Have a look at a schedule II drug, oxycodone, for example. It is legal. It can be prescribed. Insurers often pay for this FDA approved medication. Any pain patient knows the hoops one must jump through to get such a medication: find a doctor willing to write such a prescription (fewer every day because of the professional and criminal risks in prescribing), the extensive rules and limits of how the medication may be prescribed and used and the suspicion and difficulties encountered when filling the prescription at a pharmacy. It is because it is a schedule II drug. Unlike with appeals for letting patients use a beneficial but prohibited medications, the DEA does move quite quickly when there is even a perceived transgression of the regulations...
The regulations are very difficult and expensive with which to comply. Schedule II drugs require much record keeping and data tracking, a prescription usually limited to thirty days with a visit to see the doctor whenever a refill is needed, they must be dispensed by a licensed pharmacist in an approved pharmacy to comply with the law... Such limitations will obviously raise the cost of and limit patient access to medical cannabis.

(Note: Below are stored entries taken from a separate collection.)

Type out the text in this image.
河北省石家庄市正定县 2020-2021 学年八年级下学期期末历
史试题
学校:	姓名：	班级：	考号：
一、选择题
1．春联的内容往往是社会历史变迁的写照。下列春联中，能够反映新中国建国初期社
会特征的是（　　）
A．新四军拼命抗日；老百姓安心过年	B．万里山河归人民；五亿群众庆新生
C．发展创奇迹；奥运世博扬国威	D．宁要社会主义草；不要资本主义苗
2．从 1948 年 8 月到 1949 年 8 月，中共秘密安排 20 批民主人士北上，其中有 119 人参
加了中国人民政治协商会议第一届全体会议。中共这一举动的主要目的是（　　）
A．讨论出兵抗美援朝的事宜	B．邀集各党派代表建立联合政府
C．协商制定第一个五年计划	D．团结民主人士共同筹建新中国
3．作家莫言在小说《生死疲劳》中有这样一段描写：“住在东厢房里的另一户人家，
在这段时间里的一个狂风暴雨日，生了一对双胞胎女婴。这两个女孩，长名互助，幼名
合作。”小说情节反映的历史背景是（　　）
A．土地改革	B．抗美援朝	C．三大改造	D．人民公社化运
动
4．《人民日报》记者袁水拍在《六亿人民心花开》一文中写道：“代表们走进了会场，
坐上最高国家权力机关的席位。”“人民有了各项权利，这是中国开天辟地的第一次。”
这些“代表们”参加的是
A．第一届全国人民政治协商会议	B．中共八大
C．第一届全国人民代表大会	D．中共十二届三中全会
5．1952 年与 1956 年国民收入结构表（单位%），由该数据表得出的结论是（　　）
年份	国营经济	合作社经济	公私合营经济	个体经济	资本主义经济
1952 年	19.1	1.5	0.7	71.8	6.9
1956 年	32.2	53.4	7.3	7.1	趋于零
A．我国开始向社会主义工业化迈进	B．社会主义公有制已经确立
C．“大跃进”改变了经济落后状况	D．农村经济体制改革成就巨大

The answer for medical cannabis is not rescheduling, it is descheduling of the drug. Remove it completely from the federal controlled drug scheduling and then the states can, as they have been doing, develop their own laws for the residents of their state. Descheduling will take the control of cannabis away from the federal government and bring it to the states, while rescheduling may give the federal bureaucracies a different but perhaps even more effective means of control. We have seen how that goes.
Cannabis as a medicine seems quite new. With a majority of states now allowing its use, patients, many of their doctors, society at large and certainly to law enforcement and government are searching for information. The information available online is vast and often confusing. Much of it is incomplete, far too detailed and technical for most people to sort through, clever marketing or just plain wrong.
Medical cannabis patients are certified by a physician as having a qualifying condition. The patient is issued a card and then, too often is left to decide for themselves as to the best treatment. Dispensary employees are usually the cornerstone of giving patients advice on strains and how to use cannabis. Sometimes they are very good at giving recommendations. Sometimes, not so much.
Modern medicine treats disease with the drugs that are effective for the majority of patients, forgetting that we are all very different individuals. What is a good choice for one patient may be ineffective or cause side effects in another. Although most patients see some improvement in using cannabis, getting the best result is a bit more complicated...
I have seen patients without much knowledge or direction experience lukewarm results of medical marijuana. I have also seen those so-so results turn into remarkable improvement under the knowledgeable direction of a doctor that treats the individual patient using the correct combination/forms/amount of cannabis.
It is my hope to sift through all the noise, marketing, agenda driven studies, politics and stigmas encountered when one tries to be an informed medical cannabis patient. I want you to get the best result from medical cannabis you can.